Showing posts with label Gravy. Show all posts
Showing posts with label Gravy. Show all posts

Thursday, December 1, 2011

Pepper Chicken

Ingredients
250 chicken
Onion - 3 medium

Ginger garlic paste – 1 tsp
Tomato – 2 medium
Oil – 3 tbsp
Garam masala – 1 tsp
Tumeric powder - pinch
Pepper powder – 3 tsp
Chilly powder – 2 tsp
Vinegar – 2tsp
Salt to taste
Curry Leaves – few
Method:
Marinate the chicken pieces in vinegar and salt for around 1 hour. Chop the onion into small pieces and fry in oil till golden brown. Add ginger garlic paste and continue to sauté. Add chopped tomatoes and sauté till the oil separates from the mixture. Add garam masala, turmeric, chilly powder and pepper.
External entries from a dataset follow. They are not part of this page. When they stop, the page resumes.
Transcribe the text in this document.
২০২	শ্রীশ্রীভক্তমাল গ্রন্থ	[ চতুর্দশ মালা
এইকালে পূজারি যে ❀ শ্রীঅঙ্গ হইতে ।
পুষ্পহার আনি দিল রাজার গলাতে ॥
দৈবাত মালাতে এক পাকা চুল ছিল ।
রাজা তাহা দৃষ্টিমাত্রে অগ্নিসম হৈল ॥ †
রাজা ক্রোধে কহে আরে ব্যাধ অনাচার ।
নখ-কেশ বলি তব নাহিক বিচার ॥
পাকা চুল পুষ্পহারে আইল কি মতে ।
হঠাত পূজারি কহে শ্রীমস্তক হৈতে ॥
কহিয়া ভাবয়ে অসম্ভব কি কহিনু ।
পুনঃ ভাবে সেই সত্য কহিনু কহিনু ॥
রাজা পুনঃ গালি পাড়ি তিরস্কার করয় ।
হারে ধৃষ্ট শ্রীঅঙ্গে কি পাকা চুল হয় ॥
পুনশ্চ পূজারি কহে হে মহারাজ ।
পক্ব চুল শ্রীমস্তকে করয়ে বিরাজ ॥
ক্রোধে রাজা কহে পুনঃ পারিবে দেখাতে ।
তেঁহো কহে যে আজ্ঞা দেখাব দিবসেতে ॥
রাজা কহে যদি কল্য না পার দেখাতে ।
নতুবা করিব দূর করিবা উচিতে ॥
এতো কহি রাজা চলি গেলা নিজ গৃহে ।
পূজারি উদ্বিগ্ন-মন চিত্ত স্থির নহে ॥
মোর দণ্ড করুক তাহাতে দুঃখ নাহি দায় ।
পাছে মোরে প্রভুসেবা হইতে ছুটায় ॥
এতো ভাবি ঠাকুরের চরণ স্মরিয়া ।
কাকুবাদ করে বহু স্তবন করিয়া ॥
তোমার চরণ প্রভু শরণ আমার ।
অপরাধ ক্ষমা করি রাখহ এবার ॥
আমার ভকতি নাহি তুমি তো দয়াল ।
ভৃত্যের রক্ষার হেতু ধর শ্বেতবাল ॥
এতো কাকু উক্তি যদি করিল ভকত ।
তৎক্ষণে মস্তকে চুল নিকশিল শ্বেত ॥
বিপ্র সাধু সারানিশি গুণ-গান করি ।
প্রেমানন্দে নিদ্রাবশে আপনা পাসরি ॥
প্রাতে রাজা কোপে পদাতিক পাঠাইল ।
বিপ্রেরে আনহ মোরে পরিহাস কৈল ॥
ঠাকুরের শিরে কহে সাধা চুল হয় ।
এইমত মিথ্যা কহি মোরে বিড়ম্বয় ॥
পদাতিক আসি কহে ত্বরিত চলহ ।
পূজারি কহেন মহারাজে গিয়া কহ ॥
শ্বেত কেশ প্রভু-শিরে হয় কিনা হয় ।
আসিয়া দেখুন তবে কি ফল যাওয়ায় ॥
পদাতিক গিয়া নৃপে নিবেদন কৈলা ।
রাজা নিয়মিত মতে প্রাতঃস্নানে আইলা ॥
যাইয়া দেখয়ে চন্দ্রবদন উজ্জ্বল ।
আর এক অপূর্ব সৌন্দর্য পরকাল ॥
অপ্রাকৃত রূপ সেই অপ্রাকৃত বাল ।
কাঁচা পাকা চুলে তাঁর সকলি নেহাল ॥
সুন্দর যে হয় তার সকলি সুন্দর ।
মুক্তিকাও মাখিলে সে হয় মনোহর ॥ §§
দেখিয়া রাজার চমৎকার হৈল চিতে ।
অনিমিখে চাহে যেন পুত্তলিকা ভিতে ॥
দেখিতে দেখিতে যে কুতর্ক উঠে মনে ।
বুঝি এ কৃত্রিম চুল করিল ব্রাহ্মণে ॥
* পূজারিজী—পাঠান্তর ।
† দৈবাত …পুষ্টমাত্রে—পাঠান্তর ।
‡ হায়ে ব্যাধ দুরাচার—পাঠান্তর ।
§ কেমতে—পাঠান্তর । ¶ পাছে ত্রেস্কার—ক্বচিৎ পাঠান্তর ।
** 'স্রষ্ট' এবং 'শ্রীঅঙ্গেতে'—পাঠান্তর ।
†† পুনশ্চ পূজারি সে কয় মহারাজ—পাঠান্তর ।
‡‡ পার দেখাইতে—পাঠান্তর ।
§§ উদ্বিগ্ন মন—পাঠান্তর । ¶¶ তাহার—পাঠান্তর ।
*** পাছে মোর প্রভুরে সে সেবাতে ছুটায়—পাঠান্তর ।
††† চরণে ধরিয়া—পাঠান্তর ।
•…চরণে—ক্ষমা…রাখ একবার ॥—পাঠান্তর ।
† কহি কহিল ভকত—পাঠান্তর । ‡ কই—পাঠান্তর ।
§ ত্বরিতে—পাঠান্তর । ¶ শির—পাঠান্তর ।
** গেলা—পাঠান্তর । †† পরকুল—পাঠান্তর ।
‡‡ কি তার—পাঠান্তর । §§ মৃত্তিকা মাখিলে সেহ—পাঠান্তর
After one minute add the marinated chicken into the frying pan with the other ingredients. Stir till the masala coats the chicken well. Add salt as desired and close with lid. After few minutes stir the chicken once again and close till the chicken softens. When the chicken is soft, add curry leaves and allow the gravy to thicken. Serve hot with steamed rice or fried rice.

Friday, April 1, 2011

EGG GRAVY


Ingredients
Eggs - 3 (boiled)
Grated coconut - A handful
Ginger chopped - 1 tsp
Onion - 1 big
Tomato - 1 big
Red chilly - 3
Sombu - 1 tsp
Cloves - 3 pieces
Cinnamon - 2 small pieces
Kasa kasa - ½ tsp
Cashews - 6-8 nuts
Coriander - small amount
Method
Fry in oil grated coconut, ginger, red chilly, cloves, cashews, sombu, kasa kasa and tomato and grind to paste. Boil eggs and keep them aside. In a frying pan sauté onions. When the onions turn golden brown add the ground masala and cook for 1 minute. Add 1 cup of water and bring the curry to boil. Add desired amount of salt. Make small slits in the egg so that the gravy enters the egg. Garnish with coriander and serve.
A scoop of butter over the cooked gravy makes the curry richer and tastier.
It is a good accompaniment for CHAPATTI and COCONUT PULAO

Wednesday, December 1, 2010

SOYA MANCHURIAN


Ingredients
Soya - 10 pieces
Corn flour - 4 tbsp
Chilli Powder - 1 tsp
Capsicum - 1 (small)
Onion - 1
Green chillies - 1
Tomato Sauce - 2 tbsp
Soya Sauce - 2 tbsp
Chilli Sauce - 2 tbsp
Ginger garlic paste - 1 tbsp
Garam masala - 1 tsp
Oil - 5 tbsp
Spring onion for garnishing
Method
Soak the soya pieces in warm water for 10 mins. Drain water and add salt, chilli powder and cornflour to the soaked soya. After 10 mins, fry the soya in oil till golden brown and crisp. Remove from oil and keep it aside. For gravy, fry sliced onions in the same kadai. Add garam masala, ginger garlic paste, green chillies and the diced capsicum. Saute till the onions and capsicum pieces become soft. Then add the sauces. After a minute, add 1 cup of water. Mix 2 tsp of corn flour with water to make a paste, and then add it with the boiling mixture. Keep stirring till the gravy becomes thick. Add salt to taste. Garnish with spring onion. Serve hot as an accompaniment for rice dishes.